I am fascinated when the pursuit of efficiency tries to bash the human situations it uncovers into submission. A few years ago I became obsessed with incontinence. In the ‘patient story’ slot at the start of our board meeting we had heard the case of a woman whose life had been totally ruined. An operation had been carried out to repair an unfortunate condition but had resulted in profuse and permanent incontinence. As a result, the woman, in her forties, previously smart and in a good job, no longer felt confident to leave the house, so she gave up work, didn’t want to see anybody because she was afraid she smelled awful, and was living with depression and poverty. She wasn’t complaining, you understand, and everybody was very sympathetic, but it was all just very unfortunate. I was appalled.

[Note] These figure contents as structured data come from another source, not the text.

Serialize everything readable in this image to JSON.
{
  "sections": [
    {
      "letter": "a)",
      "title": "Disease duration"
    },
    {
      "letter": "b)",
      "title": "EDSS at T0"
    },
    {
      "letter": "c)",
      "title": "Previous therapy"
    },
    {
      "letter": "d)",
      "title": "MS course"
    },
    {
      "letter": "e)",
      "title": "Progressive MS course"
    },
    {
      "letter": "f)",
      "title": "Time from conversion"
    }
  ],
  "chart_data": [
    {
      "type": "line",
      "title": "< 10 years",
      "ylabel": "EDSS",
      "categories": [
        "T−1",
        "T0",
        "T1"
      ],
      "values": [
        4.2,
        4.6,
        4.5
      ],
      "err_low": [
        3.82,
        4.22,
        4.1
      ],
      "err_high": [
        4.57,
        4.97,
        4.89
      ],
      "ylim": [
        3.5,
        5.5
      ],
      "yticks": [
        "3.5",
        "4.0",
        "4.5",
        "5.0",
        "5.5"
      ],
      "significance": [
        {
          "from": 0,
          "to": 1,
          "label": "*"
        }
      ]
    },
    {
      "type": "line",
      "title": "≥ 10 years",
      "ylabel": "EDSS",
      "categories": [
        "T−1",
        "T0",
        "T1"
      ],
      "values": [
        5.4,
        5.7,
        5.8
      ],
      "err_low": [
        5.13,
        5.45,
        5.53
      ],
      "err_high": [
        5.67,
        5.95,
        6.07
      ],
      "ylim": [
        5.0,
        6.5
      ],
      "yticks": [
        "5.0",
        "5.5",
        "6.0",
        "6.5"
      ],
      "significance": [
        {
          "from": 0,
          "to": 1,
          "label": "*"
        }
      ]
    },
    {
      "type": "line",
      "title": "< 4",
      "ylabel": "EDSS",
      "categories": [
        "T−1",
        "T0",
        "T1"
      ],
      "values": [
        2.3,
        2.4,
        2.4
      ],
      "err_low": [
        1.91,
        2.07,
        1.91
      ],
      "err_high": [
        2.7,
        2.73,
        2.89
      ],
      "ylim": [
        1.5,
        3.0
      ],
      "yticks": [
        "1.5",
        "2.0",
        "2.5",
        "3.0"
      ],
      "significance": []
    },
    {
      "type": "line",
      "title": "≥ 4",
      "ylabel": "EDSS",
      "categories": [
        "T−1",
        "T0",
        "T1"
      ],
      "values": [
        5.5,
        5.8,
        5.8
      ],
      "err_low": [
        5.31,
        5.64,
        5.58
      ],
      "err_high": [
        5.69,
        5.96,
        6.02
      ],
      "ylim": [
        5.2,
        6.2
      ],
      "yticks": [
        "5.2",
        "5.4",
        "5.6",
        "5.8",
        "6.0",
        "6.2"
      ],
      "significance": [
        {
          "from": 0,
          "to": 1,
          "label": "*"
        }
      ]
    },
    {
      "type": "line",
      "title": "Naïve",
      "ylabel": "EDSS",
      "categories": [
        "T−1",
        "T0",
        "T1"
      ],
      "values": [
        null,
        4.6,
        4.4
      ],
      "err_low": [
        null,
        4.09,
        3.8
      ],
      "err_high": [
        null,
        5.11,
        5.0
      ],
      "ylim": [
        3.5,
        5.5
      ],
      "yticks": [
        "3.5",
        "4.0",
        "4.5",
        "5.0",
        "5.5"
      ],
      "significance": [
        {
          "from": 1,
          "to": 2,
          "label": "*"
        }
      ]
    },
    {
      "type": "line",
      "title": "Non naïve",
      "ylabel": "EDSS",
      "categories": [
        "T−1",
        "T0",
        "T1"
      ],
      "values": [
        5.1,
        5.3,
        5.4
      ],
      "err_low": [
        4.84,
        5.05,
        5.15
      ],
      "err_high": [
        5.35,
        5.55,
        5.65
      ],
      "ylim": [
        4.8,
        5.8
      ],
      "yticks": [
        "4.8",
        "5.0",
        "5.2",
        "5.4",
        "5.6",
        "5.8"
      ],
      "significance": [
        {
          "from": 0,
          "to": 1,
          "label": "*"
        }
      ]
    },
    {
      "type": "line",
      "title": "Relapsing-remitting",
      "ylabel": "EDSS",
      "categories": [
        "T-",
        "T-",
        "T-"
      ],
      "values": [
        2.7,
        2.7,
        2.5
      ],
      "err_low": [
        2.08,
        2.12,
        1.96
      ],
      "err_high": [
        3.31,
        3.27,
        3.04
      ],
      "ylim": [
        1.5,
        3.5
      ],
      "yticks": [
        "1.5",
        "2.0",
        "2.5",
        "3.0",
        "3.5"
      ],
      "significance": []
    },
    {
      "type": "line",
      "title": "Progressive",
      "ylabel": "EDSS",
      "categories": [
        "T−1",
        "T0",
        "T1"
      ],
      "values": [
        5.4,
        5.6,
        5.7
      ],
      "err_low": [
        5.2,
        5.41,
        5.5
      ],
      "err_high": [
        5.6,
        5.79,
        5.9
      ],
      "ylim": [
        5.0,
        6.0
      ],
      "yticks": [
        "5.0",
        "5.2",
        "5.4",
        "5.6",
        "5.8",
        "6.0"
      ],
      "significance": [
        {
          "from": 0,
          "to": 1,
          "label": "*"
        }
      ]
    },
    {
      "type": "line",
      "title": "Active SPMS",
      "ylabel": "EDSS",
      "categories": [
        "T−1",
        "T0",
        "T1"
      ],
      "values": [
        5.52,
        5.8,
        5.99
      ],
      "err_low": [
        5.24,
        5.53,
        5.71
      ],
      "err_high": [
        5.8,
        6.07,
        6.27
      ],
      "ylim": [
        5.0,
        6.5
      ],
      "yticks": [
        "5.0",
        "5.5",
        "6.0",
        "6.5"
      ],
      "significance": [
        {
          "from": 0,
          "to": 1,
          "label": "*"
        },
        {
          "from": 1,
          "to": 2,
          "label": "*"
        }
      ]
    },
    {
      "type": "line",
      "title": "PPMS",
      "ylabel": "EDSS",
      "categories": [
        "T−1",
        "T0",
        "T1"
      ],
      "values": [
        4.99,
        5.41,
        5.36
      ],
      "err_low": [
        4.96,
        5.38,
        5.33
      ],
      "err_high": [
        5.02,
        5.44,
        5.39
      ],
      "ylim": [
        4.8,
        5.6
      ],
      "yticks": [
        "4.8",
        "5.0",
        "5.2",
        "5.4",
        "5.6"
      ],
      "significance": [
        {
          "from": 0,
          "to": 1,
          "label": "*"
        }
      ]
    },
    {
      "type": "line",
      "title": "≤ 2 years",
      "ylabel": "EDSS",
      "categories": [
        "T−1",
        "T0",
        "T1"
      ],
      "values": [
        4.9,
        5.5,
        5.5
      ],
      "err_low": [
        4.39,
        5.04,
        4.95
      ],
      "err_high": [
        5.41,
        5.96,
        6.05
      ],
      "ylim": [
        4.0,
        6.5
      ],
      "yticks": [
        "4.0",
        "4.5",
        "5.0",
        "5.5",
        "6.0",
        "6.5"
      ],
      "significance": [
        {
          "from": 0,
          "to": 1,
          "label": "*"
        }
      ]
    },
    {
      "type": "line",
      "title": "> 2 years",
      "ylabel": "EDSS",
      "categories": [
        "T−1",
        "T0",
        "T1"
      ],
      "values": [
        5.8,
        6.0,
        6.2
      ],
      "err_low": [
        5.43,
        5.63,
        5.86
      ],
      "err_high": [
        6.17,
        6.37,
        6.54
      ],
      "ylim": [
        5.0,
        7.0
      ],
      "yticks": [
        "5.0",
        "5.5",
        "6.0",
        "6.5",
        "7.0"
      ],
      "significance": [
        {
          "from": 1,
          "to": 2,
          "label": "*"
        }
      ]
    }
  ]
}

Now as you know, chairs of boards have virtually no power to get anything done. They are supposed to guide, reflect, support, steer, challenge etc etc etc. Execs are extraordinarily busy, and there are few things more annoying than a non-exec getting under their feet, and I do sympathise with that. Also we were in the middle of trying to save a great deal of money and get off the naughty step with the regulators. So my obsession with incontinence became something of a quest. I went to speak to the urology surgeons to find out how often operations caused incontinence, and how often they could resolve it. Also to find out how the surgeons felt about the fact that something they did could have such terrible effects on women’s lives. We had some brilliant urology surgeons and they care very deeply about their patients, but in a large institutional machine, everybody’s duty of care ends at a specific point, and theirs tended to be after the operation. I talked to the incontinence nurses, who set the patient up with whatever services they can when it is discovered that incontinence is here to stay. The nurses care very much, but they don’t have control over resources, and the pipeline is always filling up their diaries so they can’t really spend much time thinking about what happened to people after they’ve left the hospital, unless their condition brings them back to hospital regularly. I discovered that the main thing we did for people was sign them up for free incontinence pads.

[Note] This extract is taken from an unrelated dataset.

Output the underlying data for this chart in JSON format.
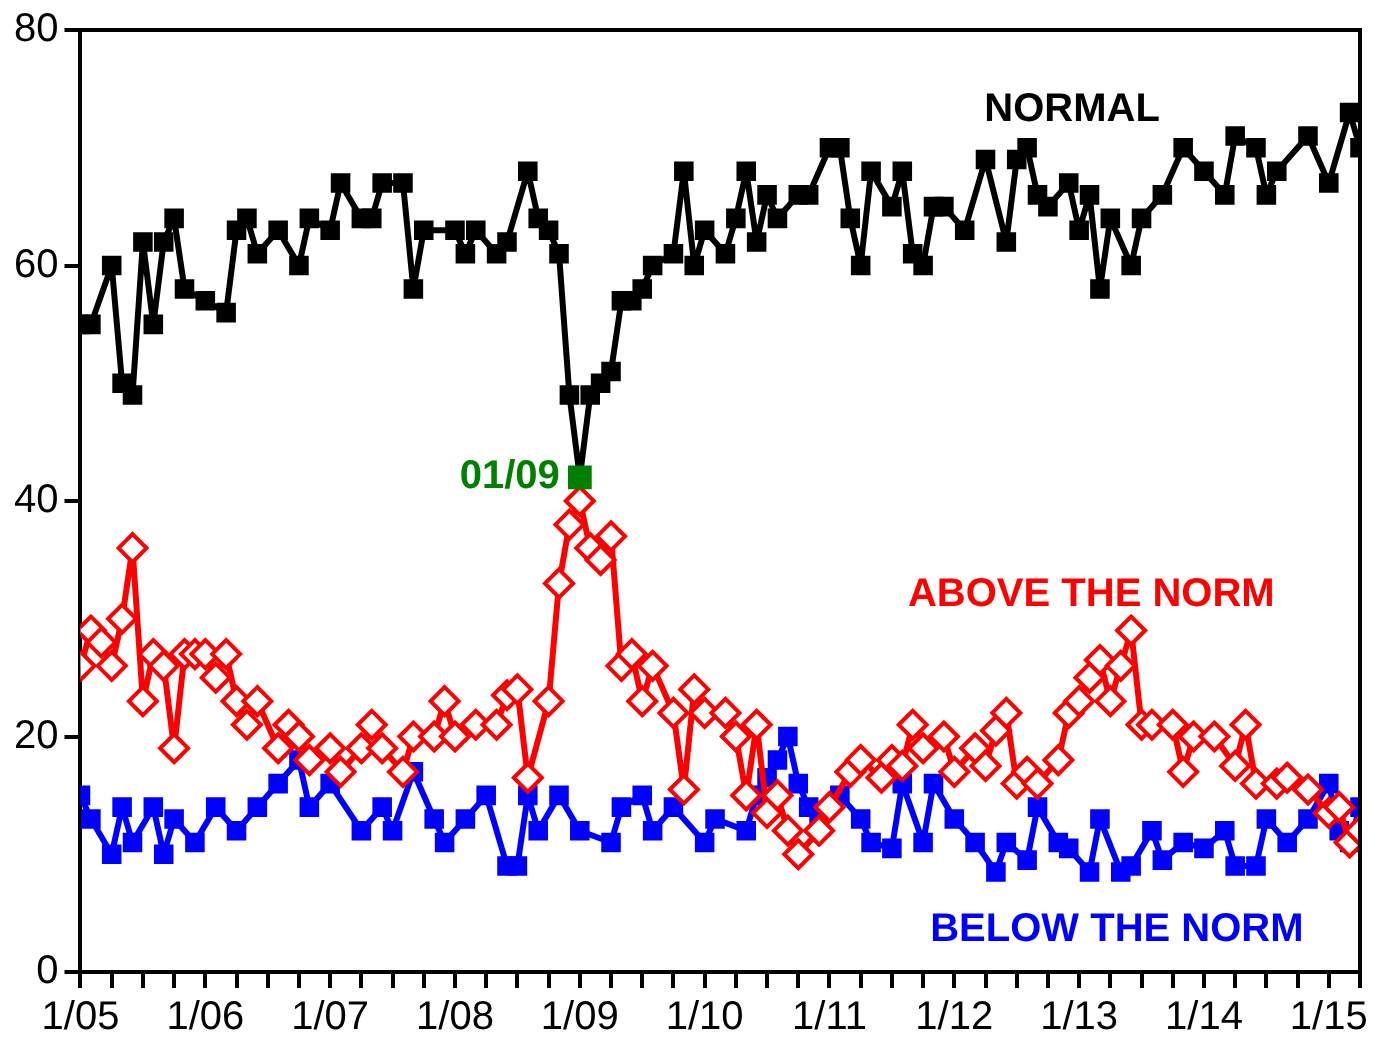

We were on a big efficiency drive at the time, and amongst other things, I was interested to know why we were running a large fleet of vans and drivers, which were costing us quite a lot of money. I went to see the recently appointed manager in charge of the relevant bit of the structure. He and I got on very well, and he confided to me that he had slightly illicitly brought a piece of software from his previous job in fleet management for a big private sector company. He wasn’t supposed to install it on his work computer because the NHS was understandably paranoid, but when I asked him what the vans were doing he brought his own laptop in to demonstrate. One of the biggest cargos we were sending around our patch was huge boxes of incontinence pads, and he showed me that there was a mysterious blip in the routes when most of the vans congregated at a particular spot at the seaside around lunchtime. He had deduced that the van drivers were all meeting for fish and chips most days as a refreshing break from their day delivering incontinence pads, even if they had to drive ten miles to meet up with their chums. He was keen to design much more private-sector style efficient routes and start monitoring performance more fiercely.
Talking to patients it became clear that the pads themselves were a bit of a nightmare. In order to make the van delivery worthwhile, several huge boxes at a time of the bulky items had to be delivered, making storage in a small house a really ugly fact of life. The pads were very old fashioned compared to the slimmer and more elegant versions available at every supermarket. I went to see the finance people to find out why, if we were prepared to pay for pads, we couldn’t negotiate a voucher system which could be spent online or wherever people shopped, but that would have required a national decision. And it would have made most of the vans and the drivers redundant of course.
The NHS spends nearly £2bn a year on incontinence, and invidividuals top it up with £750m a year spent on additional pads. Hundred of thousands of people in the UK have restricted lives because of incontinence, yet in at least 60% of cases huge improvements could be made through surgery and targeted exercise programmes. Lots of research is carried out, and great voluntary sector organisations like the Urology Foundation (https://theurologyfoundation.org ) do their best to raise the profile of this affliction which affects so many people.
I couldn’t get the picture out of my mind of the woman we saw at our board meeting, and so many thousands like her. I think of all the separate parts of the strand I explored, each of which was trying to be compassionate and efficient, but weren’t able to combine together to make a improvement to that woman’s life. And I wonder whether the van drivers have now been deprived of their sociable fish and chips in the interests of efficiency. This year, World Continence Week is 17th - 22nd June. It’s probably not in your diary, but put it in - it’s worth a bit of reflection.